Git resource configurations specifying "url" instead of "uri" do not throw a validation error.
Bug Report
@zgagnon on slack had a resource configuration that looked like this:
---
resources:
- name: bitbucket-repo
type: git
source:
url: https://[email protected]/valid/path/to/respository.git #<--- NEEDS TO BE URI NOT URL
branch: master
username: {{username}
password: {{bitbucket key}}
jobs:
- name: a-job
plan:
- get: bitbucket-repo
trigger: true
- task: wdn-build
file: tasks/wdn-build.yml
The problem was that they needed to specify uri instead of url, however because we do not do any validation, they never got an error telling them what was wrong. Instead, they saw this seemingly unrelated error during their check step:
error: check failed with exit status '128':
fatal: repository '/tmp/git-resource-repo-cache' does not exist
This error was thrown by the git clone in the git-resource check script.
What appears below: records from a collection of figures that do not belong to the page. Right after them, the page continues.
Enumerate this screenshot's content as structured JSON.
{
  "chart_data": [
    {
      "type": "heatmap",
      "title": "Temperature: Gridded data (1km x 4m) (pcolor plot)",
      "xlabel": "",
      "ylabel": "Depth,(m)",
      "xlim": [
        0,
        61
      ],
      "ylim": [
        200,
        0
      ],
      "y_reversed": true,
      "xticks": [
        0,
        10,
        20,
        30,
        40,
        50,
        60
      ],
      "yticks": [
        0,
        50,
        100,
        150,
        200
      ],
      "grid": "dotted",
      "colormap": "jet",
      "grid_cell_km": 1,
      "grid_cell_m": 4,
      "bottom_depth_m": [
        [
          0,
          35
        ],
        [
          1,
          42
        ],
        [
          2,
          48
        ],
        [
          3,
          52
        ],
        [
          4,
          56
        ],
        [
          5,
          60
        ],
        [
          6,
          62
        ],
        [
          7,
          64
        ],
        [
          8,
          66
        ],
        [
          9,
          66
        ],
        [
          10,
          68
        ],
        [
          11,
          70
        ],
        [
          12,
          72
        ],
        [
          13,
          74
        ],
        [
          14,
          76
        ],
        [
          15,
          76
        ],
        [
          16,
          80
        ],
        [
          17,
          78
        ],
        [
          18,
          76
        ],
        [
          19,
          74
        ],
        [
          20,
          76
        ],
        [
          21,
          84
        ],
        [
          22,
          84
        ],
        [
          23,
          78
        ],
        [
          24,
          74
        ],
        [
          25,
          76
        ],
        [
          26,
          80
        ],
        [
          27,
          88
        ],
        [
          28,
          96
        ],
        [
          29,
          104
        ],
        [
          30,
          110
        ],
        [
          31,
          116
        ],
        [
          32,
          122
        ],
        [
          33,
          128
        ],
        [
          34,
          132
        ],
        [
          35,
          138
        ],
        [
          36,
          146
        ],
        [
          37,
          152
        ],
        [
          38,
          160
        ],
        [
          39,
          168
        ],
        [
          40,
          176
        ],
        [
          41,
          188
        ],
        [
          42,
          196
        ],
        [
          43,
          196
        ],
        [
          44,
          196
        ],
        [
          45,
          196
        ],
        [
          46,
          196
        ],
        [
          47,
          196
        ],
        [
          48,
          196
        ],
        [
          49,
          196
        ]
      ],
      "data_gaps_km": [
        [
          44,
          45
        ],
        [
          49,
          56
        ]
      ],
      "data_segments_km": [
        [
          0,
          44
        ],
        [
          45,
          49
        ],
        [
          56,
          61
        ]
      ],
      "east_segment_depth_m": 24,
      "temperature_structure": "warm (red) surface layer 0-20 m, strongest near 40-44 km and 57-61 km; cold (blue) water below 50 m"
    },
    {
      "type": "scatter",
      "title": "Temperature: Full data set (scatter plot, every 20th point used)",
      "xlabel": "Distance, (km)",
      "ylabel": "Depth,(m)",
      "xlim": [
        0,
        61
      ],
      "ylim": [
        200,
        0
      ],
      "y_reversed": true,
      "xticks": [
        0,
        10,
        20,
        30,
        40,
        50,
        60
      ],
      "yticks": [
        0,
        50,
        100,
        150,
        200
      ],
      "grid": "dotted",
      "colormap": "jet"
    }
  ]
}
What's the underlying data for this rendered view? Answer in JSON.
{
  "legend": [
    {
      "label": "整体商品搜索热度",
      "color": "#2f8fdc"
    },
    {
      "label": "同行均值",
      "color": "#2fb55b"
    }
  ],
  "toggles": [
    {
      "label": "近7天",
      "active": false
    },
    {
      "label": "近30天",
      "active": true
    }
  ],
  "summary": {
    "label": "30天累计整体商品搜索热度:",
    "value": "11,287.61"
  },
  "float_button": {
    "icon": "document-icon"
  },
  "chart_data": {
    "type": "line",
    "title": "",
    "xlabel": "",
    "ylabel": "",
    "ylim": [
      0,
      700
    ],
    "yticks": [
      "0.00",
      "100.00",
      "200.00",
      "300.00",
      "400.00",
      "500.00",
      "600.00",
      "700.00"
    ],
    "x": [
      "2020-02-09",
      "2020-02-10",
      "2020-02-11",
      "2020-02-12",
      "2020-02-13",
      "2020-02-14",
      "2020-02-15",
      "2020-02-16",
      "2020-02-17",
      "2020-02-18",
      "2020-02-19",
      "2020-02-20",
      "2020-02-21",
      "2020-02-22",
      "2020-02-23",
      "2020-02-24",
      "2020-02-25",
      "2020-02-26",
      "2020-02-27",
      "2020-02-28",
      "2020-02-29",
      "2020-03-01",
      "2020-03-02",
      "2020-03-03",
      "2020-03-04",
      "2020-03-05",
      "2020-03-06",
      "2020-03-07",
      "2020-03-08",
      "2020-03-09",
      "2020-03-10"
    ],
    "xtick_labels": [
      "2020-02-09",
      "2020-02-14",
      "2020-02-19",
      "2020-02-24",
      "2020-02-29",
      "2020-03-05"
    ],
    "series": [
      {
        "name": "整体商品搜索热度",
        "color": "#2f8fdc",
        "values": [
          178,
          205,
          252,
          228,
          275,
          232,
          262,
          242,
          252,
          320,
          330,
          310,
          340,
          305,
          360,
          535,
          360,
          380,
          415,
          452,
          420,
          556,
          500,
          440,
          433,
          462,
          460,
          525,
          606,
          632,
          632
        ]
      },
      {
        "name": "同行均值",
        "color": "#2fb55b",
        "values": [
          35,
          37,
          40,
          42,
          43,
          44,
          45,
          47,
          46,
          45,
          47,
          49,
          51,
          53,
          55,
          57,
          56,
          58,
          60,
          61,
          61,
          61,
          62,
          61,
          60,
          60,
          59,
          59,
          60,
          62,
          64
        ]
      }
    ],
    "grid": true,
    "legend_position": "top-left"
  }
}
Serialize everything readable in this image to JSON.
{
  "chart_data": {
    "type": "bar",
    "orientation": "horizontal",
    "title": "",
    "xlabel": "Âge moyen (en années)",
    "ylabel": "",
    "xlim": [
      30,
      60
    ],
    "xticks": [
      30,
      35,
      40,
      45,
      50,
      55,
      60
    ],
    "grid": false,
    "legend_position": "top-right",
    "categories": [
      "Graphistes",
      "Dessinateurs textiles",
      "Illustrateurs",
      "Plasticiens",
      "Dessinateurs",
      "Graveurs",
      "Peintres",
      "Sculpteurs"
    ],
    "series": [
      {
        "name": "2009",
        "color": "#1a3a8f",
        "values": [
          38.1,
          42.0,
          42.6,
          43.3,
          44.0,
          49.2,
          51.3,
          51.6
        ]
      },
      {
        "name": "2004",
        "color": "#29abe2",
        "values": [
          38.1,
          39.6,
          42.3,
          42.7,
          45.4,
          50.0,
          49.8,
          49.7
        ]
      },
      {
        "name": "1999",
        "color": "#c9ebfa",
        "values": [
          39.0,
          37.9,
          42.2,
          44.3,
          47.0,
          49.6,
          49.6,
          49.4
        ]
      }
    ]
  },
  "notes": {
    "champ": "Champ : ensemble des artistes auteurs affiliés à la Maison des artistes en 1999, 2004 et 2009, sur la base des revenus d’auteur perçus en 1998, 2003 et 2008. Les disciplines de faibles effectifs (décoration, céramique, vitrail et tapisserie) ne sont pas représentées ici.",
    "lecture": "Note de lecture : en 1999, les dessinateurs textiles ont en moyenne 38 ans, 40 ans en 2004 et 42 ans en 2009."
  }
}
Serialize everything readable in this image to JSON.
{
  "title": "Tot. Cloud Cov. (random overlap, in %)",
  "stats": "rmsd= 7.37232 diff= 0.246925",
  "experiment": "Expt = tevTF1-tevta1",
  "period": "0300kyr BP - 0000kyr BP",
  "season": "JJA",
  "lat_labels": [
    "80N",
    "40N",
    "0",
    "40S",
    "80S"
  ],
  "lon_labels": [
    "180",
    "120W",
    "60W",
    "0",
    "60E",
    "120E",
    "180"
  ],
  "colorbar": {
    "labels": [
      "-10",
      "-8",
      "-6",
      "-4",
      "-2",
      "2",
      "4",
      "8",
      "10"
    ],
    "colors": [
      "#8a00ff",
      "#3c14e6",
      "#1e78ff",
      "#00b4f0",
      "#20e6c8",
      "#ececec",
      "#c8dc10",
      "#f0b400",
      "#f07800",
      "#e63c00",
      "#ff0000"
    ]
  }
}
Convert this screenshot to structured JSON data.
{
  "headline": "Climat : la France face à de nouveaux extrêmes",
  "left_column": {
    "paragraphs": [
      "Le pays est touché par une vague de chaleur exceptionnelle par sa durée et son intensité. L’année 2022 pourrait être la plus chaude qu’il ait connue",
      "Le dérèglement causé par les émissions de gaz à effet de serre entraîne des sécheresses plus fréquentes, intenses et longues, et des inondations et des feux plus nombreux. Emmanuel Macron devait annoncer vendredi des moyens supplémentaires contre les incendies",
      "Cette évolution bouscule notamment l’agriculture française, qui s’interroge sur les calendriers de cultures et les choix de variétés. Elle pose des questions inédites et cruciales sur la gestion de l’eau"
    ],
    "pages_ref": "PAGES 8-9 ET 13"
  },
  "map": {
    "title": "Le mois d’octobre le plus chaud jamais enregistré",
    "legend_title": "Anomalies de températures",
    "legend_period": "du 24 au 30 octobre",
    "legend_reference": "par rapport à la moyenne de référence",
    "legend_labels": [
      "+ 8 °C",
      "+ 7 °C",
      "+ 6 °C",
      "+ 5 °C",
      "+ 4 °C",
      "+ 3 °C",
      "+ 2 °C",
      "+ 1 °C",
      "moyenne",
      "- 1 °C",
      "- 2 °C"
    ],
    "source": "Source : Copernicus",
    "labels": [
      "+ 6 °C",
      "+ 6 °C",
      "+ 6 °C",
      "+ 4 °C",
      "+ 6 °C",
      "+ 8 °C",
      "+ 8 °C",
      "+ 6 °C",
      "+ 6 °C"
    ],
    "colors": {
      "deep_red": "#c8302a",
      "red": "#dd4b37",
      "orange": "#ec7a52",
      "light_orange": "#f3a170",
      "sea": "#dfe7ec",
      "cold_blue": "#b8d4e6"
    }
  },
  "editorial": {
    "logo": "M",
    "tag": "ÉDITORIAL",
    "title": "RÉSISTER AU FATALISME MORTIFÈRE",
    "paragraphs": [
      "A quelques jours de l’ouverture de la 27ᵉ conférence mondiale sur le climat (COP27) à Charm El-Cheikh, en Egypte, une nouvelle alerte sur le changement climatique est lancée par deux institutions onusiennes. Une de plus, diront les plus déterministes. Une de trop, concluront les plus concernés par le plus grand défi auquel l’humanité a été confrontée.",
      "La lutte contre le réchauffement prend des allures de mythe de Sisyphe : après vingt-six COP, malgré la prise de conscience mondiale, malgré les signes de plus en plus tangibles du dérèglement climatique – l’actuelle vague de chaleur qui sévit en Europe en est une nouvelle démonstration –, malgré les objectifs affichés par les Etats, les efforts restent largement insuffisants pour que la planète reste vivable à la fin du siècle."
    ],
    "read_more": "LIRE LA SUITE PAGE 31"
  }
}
The bash script was expecting $uri to have a value, but it was empty, so git thought $destination (the destination directory for the clone) was the repository they were trying to clone.
A Modest Proposal
We should do a simple validation step to ensure this field is called uri and that it exists.
OR
We should add a more useful error message to the check script.
OR
We should just allow url and uri to be used interchangeably.